(Reuters) - Britain's Carillion (>> Carillion) made its second profit warning this year and said it may need to sell shares to shore up its balance sheet, dealing a fresh blow to the construction and support services group's already weakened shares.

Debt-laden Carillion booked an 845 million pound (845.00 million pounds) writedown on problematic construction contracts in July, prompting the departure of its chief executive and its shares to lose nearly two-thirds of their value.

On Friday it said it had made an additional 200 million pound provision relating to services contracts, following a review of its business.

Keith Cochrane, Carillion's interim CEO, said it had no specific timeline or size for any potential share sale.

"All we're doing is we're flagging that (a raise) is something we might need to do in the future.
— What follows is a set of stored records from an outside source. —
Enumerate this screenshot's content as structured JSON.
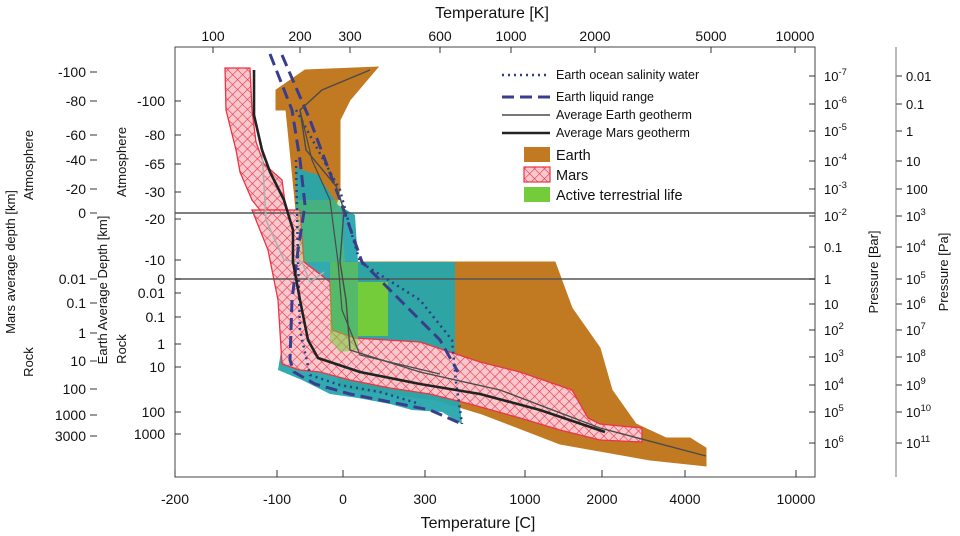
{
  "chart_data": {
    "type": "area",
    "top_axis": {
      "title": "Temperature [K]",
      "scale": "log",
      "ticks": [
        "100",
        "200",
        "300",
        "600",
        "1000",
        "2000",
        "5000",
        "10000"
      ]
    },
    "bottom_axis": {
      "title": "Temperature [C]",
      "ticks": [
        "-200",
        "-100",
        "0",
        "300",
        "1000",
        "2000",
        "4000",
        "10000"
      ]
    },
    "left_outer_axis": {
      "title": "Mars average depth [km]",
      "sub_top": "Atmosphere",
      "sub_bottom": "Rock",
      "atmosphere_ticks": [
        "-100",
        "-80",
        "-60",
        "-40",
        "-20",
        "0"
      ],
      "rock_ticks": [
        "0.01",
        "0.1",
        "1",
        "10",
        "100",
        "1000",
        "3000"
      ]
    },
    "left_inner_axis": {
      "title": "Earth Average Depth [km]",
      "sub_top": "Atmosphere",
      "sub_bottom": "Rock",
      "atmosphere_ticks": [
        "-100",
        "-80",
        "-65",
        "-30",
        "-20",
        "-10",
        "0"
      ],
      "rock_ticks": [
        "0.01",
        "0.1",
        "1",
        "10",
        "100",
        "1000"
      ]
    },
    "right_inner_axis": {
      "title": "Pressure [Bar]",
      "ticks": [
        {
          "base": "10",
          "exp": "-7"
        },
        {
          "base": "10",
          "exp": "-6"
        },
        {
          "base": "10",
          "exp": "-5"
        },
        {
          "base": "10",
          "exp": "-4"
        },
        {
          "base": "10",
          "exp": "-3"
        },
        {
          "base": "10",
          "exp": "-2"
        },
        {
          "base": "0.1",
          "exp": ""
        },
        {
          "base": "1",
          "exp": ""
        },
        {
          "base": "10",
          "exp": ""
        },
        {
          "base": "10",
          "exp": "2"
        },
        {
          "base": "10",
          "exp": "3"
        },
        {
          "base": "10",
          "exp": "4"
        },
        {
          "base": "10",
          "exp": "5"
        },
        {
          "base": "10",
          "exp": "6"
        }
      ]
    },
    "right_outer_axis": {
      "title": "Pressure [Pa]",
      "ticks": [
        {
          "base": "0.01",
          "exp": ""
        },
        {
          "base": "0.1",
          "exp": ""
        },
        {
          "base": "1",
          "exp": ""
        },
        {
          "base": "10",
          "exp": ""
        },
        {
          "base": "100",
          "exp": ""
        },
        {
          "base": "10",
          "exp": "3"
        },
        {
          "base": "10",
          "exp": "4"
        },
        {
          "base": "10",
          "exp": "5"
        },
        {
          "base": "10",
          "exp": "6"
        },
        {
          "base": "10",
          "exp": "7"
        },
        {
          "base": "10",
          "exp": "8"
        },
        {
          "base": "10",
          "exp": "9"
        },
        {
          "base": "10",
          "exp": "10"
        },
        {
          "base": "10",
          "exp": "11"
        }
      ]
    },
    "legend": [
      {
        "label": "Earth ocean salinity water",
        "style": "dotted-line",
        "color": "#2e3f86"
      },
      {
        "label": "Earth liquid range",
        "style": "dashed-line",
        "color": "#3a3c8c"
      },
      {
        "label": "Average Earth geotherm",
        "style": "thin-line",
        "color": "#4a4a4a"
      },
      {
        "label": "Average Mars geotherm",
        "style": "thick-line",
        "color": "#222222"
      },
      {
        "label": "Earth",
        "style": "fill",
        "color": "#c27a22"
      },
      {
        "label": "Mars",
        "style": "hatch",
        "color": "#ee3344"
      },
      {
        "label": "Active terrestrial life",
        "style": "fill",
        "color": "#74cc3a"
      }
    ],
    "colors": {
      "earth": "#c27a22",
      "mars_edge": "#ee3344",
      "mars_fill": "#f6c6cc",
      "life": "#74cc3a",
      "teal": "#26a6ad",
      "liquid": "#3a3c8c",
      "salinity": "#2e3f86",
      "earth_geotherm": "#4a4a4a",
      "mars_geotherm": "#222222",
      "guide": "#555555"
    }
  }
}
But our major priority is the focus on both disposals and how to drive a meaningful reduction in net debt," he told Reuters.

Analysts expect Carillion to have to raise new funds to shore up its balance sheet, although uncertainty over its contracts, its debts and its pensions obligations have raised questions over the value of the company.

Carillion's shares were down 10.5 percent to 57.5 pence at 0920 GMT on Friday, cutting its market capitalisation to around 240 million pounds. The group's stock had risen earlier this week after a London newspaper reported that a Middle Eastern buyer was considering making a bid.

Cochrane declined to comment when asked whether Carillion would be open to a sale of the business or whether the group was considering a sale of its Middle East operations.

"We believe that the business could have an enterprise value of 1.6 billion pounds," Liberum analysts wrote in a client note.

Kier (>> Kier Group plc) and Balfour Beatty (>> Balfour Beatty), which Carillion tried to buy in the past, have all but ruled out bids for the company.

"TOO COMPLEX"

After the financial crisis, British building firms bid for long-running, fixed-price contracts to keep work coming in. But these have since caused problems for most in the sector.

Carillion, Interserve (>> Interserve plc), Mitie (>> MITIE Group) and Capita (>> Capita) have been hit over the past year by rising labour costs and contracts have got more expensive to deliver.

"Carillion has become too complex. It has been a business that has too many layers of management from top to bottom," Cochrane said, adding that there was a "lack of oversight".

He said the aim of a cost cutting programme was to become "more agile" and efficient and the company would look at further redundancies in addition to 340 job cuts already underway.

Cochrane said the group was making process with appointing a permanent CEO.

Carillion, which has recently won work for Britain's new high speed rail link, said that its 2017 revenue was expected to be between 4.6 billion and 4.8 billion pounds, down from a previous expectation of 4.8 billion to 5 billion pounds.

Full-year average net debt was expected to be between 825 million and 850 million pounds, it said, announcing measures to boost its balance sheet including raising 300 million pounds from asset disposals and an 80 million pound reduction in its pension deficit.

"Whilst there are many good businesses within Carillion, we remain wary given the many balance sheet uncertainties," Peel Hunt analyst Andrew Nussey wrote in a client note.

Nussey cut his underlying full-year pretax profit expectation to 110 million pounds from 135 million pounds and forecast that Carillion would need to raise more than 500 million pounds from fresh equity or potential disposals.

Carillion said on Sept 11. that its chief financial officer Zafar Khan was leaving and would be replaced by Emma Mercer, the finance head of its UK construction business.

(This version of the story has been refiled to remove graph in the fourth paragraph.)